Мне не было восьми, когда я обнаружил это гнездо.
В первом классе меня пересаживали с задней парты все ближе к доске, потому что я с каждым месяцем видел все хуже, и наконец весной мать отвезла меня в областную больницу (ни в городке, ни в райцентре окулистов не было). «Миопия, — сказали в больнице. — Прогрессирующая близорукость». Выписали очки. Когда я впервые вошел в класс в очках, учительница сказала: «Над теми, у кого очки, смеются только дурачки». Этот стишок Михалкова висел тогда в каждой больнице рядом с плакатом «Мойте руки перед едой». Класс захохотал. На первой же перемене мои очки примерили все одноклассники, мальчики и девочки. Выходя на улицу, я прятал очки в карман. Надевал их, если поблизости никого не было. Здесь, у ямы, почти никого никогда не бывало, особенно летом, когда завод останавливался на профилактический ремонт. Я надевал очки, садился на склоне насыпи и раскрывал книжку.

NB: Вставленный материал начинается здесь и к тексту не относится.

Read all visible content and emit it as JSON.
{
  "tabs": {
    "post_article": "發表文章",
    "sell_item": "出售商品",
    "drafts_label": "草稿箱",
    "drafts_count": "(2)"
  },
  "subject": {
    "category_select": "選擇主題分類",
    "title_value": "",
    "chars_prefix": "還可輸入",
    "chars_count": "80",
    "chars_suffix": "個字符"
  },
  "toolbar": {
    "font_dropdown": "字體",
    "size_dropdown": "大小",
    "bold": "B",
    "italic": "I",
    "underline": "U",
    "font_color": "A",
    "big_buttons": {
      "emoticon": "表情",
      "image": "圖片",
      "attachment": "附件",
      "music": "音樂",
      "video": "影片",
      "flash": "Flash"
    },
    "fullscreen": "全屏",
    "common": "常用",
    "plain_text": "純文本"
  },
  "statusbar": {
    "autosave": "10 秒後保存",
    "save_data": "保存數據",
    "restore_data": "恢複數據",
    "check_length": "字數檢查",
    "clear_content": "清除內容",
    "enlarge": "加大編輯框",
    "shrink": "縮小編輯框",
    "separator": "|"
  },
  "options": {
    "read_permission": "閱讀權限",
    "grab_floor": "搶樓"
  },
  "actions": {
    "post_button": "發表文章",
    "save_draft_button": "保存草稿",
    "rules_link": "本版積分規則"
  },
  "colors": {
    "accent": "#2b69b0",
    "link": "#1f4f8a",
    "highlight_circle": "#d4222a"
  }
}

Однажды мимо меня промчался поросенок, который кубарем скатился к яме, скакнул, упал в ядовитую жижу, дернулся и исчез в глубине. Черная поверхность дрогнула и снова стала гладкой. С насыпи заголосила женщина, которая гналась за поросенком: «Утонул! Вот сволочь, утонул! Зараза!» К ней подошел запыхавшийся мужчина.
— Сколько в нем было-то? — спросил он.
— Да килограмм тридцать было, — сказала женщина. — Ну тридцать пять. Утонул… вот зараза… ведь совсем ребенок был, совсем ребенок… один убыток, господи, один убыток…
— Теперь что ж, — сказал мужчина, — теперь его не достать.
Они спустились к яме, женщина попричитала, минут через десять они ушли. Мужчина смеялся и похлопывал женщину по заднице.
Эту женщину звали Катей Одиночкой. Она жила в конце Семерки с дочкой, трижды побывала замужем, но все мужья ее погибали — один утонул, другой погиб в автомобильной аварии, третьего зарезали в драке. Отец назвал ее однажды мартовской бабой: Катя таяла, стоило какому-нибудь мужчине проявить к ней интерес.
Я смотрел на яму как завороженный. Все произошло так быстро, что я не успел ни удивиться, ни испугаться. Поросенок скакнул в яму и через несколько секунд пошел ко дну. Его ноздри и глаза залила смола, он не мог дышать и ничего не видел, погружаясь в вязкую жидкость. Он умирал, весь дергаясь, пока не опустился на дно, и умер. Я пытался представить себе, как это происходило. Поросенку было страшно. Он ничего не понимал, и ему было страшно. Он ничего не видел, не мог дышать и весь содрогался от ужаса. А потом умер. Я стал задыхаться, как будто это я тонул в вязкой смоле, меня била дрожь, я не хотел умирать в полной темноте, в глубине, где живут мерзкие гады, которые вот-вот сожрут меня, а я даже не увижу их отвратительных морд и разверстых пастей…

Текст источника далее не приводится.